Vol.262 去西班牙买足球俱乐部,一场荒诞的商业冒险

source Updated 2026-07-09 Tags: Podcast, Sports, Football, Investment, Startup

Summary

This 商业就是这样 episode has 李翔 / Li Xiang recount how he and 唐辉 / Tang Hui bought into 胡米利亚足球俱乐部 / Jumilla CF, a lower-tier Spanish football club, as a platform for developing Chinese players abroad. The original thesis combined football passion with Chinese Player Overseas Arbitrage: send players into stronger European competition, improve their market value, and later monetize that value in China’s gold-money football cycle. The project ultimately failed because the club behaved less like a controllable company than a local community institution, while player development, control rights, contract enforcement, and the Chinese exit market all proved far less predictable than the investors assumed.

Key Claims

  • 李翔 / Li Xiang and 唐辉 / Tang Hui saw European lower-tier football as a possible development platform for Chinese youth players, overseas Chinese players, and later 山东鲁能足校 / Shandong Luneng Football School trainees.
  • The investment thesis depended on China’s football bubble: a player with a credible European experience could return to China with much higher perceived value while domestic salaries and transfer prices were elevated.
  • The source frames 胡米利亚足球俱乐部 / Jumilla CF and similar clubs through Football Club As Community Asset: they carry local identity, membership politics, emotional value, and informal power structures that do not map cleanly to ordinary corporate ownership.
  • The buyers discovered Football Club Control Risk after entry.

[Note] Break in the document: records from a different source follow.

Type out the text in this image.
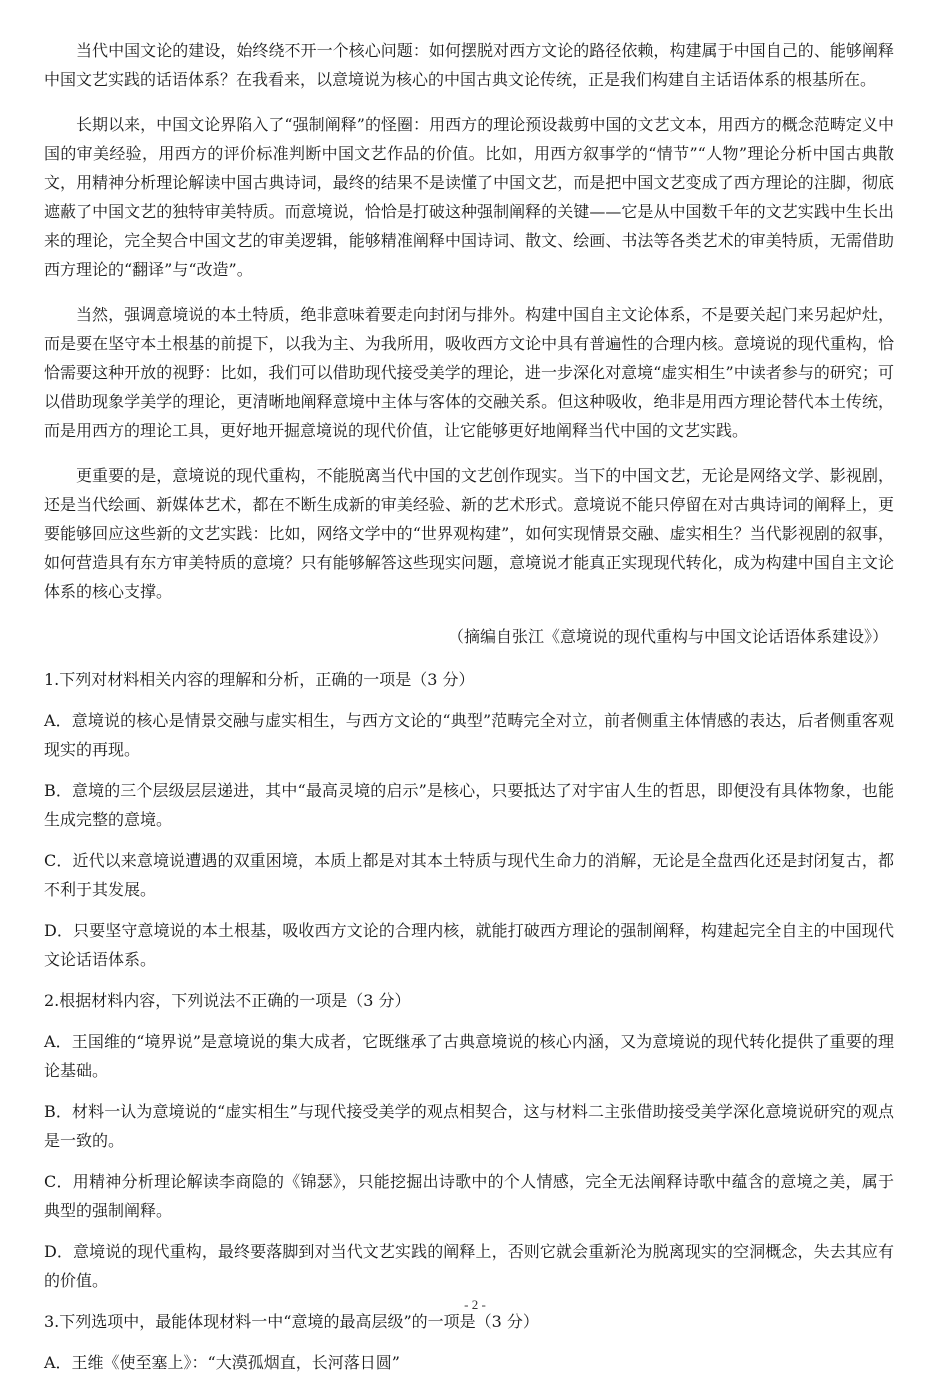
当代中国文论的建设，始终绕不开一个核心问题：如何摆脱对西方文论的路径依赖，构建属于中国自己的、能够阐释中国文艺实践的话语体系？在我看来，以意境说为核心的中国古典文论传统，正是我们构建自主话语体系的根基所在。

长期以来，中国文论界陷入了“强制阐释”的怪圈：用西方的理论预设裁剪中国的文艺文本，用西方的概念范畴定义中国的审美经验，用西方的评价标准判断中国文艺作品的价值。比如，用西方叙事学的“情节”“人物”理论分析中国古典散文，用精神分析理论解读中国古典诗词，最终的结果不是读懂了中国文艺，而是把中国文艺变成了西方理论的注脚，彻底遮蔽了中国文艺的独特审美特质。而意境说，恰恰是打破这种强制阐释的关键——它是从中国数千年的文艺实践中生长出来的理论，完全契合中国文艺的审美逻辑，能够精准阐释中国诗词、散文、绘画、书法等各类艺术的审美特质，无需借助西方理论的“翻译”与“改造”。

当然，强调意境说的本土特质，绝非意味着要走向封闭与排外。构建中国自主文论体系，不是要关起门来另起炉灶，而是要在坚守本土根基的前提下，以我为主、为我所用，吸收西方文论中具有普遍性的合理内核。意境说的现代重构，恰恰需要这种开放的视野：比如，我们可以借助现代接受美学的理论，进一步深化对意境“虚实相生”中读者参与的研究；可以借助现象学美学的理论，更清晰地阐释意境中主体与客体的交融关系。但这种吸收，绝非是用西方理论替代本土传统，而是用西方的理论工具，更好地开掘意境说的现代价值，让它能够更好地阐释当代中国的文艺实践。

更重要的是，意境说的现代重构，不能脱离当代中国的文艺创作现实。当下的中国文艺，无论是网络文学、影视剧，还是当代绘画、新媒体艺术，都在不断生成新的审美经验、新的艺术形式。意境说不能只停留在对古典诗词的阐释上，更要能够回应这些新的文艺实践：比如，网络文学中的“世界观构建”，如何实现情景交融、虚实相生？当代影视剧的叙事，如何营造具有东方审美特质的意境？只有能够解答这些现实问题，意境说才能真正实现现代转化，成为构建中国自主文论体系的核心支撑。

（摘编自张江《意境说的现代重构与中国文论话语体系建设》）

1.下列对材料相关内容的理解和分析，正确的一项是（3 分）

A．意境说的核心是情景交融与虚实相生，与西方文论的“典型”范畴完全对立，前者侧重主体情感的表达，后者侧重客观现实的再现。

B．意境的三个层级层层递进，其中“最高灵境的启示”是核心，只要抵达了对宇宙人生的哲思，即便没有具体物象，也能生成完整的意境。

C．近代以来意境说遭遇的双重困境，本质上都是对其本土特质与现代生命力的消解，无论是全盘西化还是封闭复古，都不利于其发展。

D．只要坚守意境说的本土根基，吸收西方文论的合理内核，就能打破西方理论的强制阐释，构建起完全自主的中国现代文论话语体系。

2.根据材料内容，下列说法不正确的一项是（3 分）

A．王国维的“境界说”是意境说的集大成者，它既继承了古典意境说的核心内涵，又为意境说的现代转化提供了重要的理论基础。

B．材料一认为意境说的“虚实相生”与现代接受美学的观点相契合，这与材料二主张借助接受美学深化意境说研究的观点是一致的。

C．用精神分析理论解读李商隐的《锦瑟》，只能挖掘出诗歌中的个人情感，完全无法阐释诗歌中蕴含的意境之美，属于典型的强制阐释。

D．意境说的现代重构，最终要落脚到对当代文艺实践的阐释上，否则它就会重新沦为脱离现实的空洞概念，失去其应有的价值。

3.下列选项中，最能体现材料一中“意境的最高层级”的一项是（3 分）

A．王维《使至塞上》：“大漠孤烟直，长河落日圆”

- 2 -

A title such as chairman or owner did not automatically mean operational control over player use, team decisions, local relationships, or legacy interests.
  • The club’s prior connection to an Italian betting group and later match-fixing investigation became part of the post-entry risk landscape, reinforcing the need for deeper due diligence before acquiring opaque sports assets.
  • Player development was hard to control. Some players later reached higher levels, but many did not, and the episode stresses that real players do not develop like visible-potential game characters.
  • Brazil and African player-rights deals exposed Football Contract Enforcement Risk: even when a player later moved to a stronger European club, debt offsets and counterparty arrangements could prevent the investor from receiving cash.
  • After Li Xiang tried to win real control through local members, Spanish football contacts, and municipal relationships, operating the club directly made costs and pressure rise faster.
  • The third-tier team eventually diverged from the original Chinese-player platform. The level was too high for most Chinese prospects, while club operation kept consuming money and attention.
  • Cooperation with Wolverhampton Wanderers / 狼队 under 复星 / Fosun created a satellite-team style resource exchange, but it did not produce a true exit mechanism.
  • The deeper structural gap, in the source’s view, is Youth Football Development System: Spain has a dense school-and-club pyramid, while China’s smaller registered-player base makes late overseas placement hard to scale.
  • Li Xiang’s retrospective lesson is to define a stop-loss line, validate the business loop, and match the project to the team’s real resources before passion, status, or a prior successful exit expands the commitment.

Key Quotes

“噩梦” - Li Xiang’s compressed description of the experience.

“欧洲足球俱乐部不是普通公司” - the source’s core warning about asset form.

“纸面权利不等于可兑现收益” - the episode’s contract-risk lesson.

Connections

Contradictions

  • No direct contradiction found. The source qualifies the existing sports-business branch by showing the opposite end of the football economy from FIFA and FIFA World Cup: at the lower-tier club level, scarcity, community identity, informal control, and thin cash flow can dominate formal ownership and ROI logic.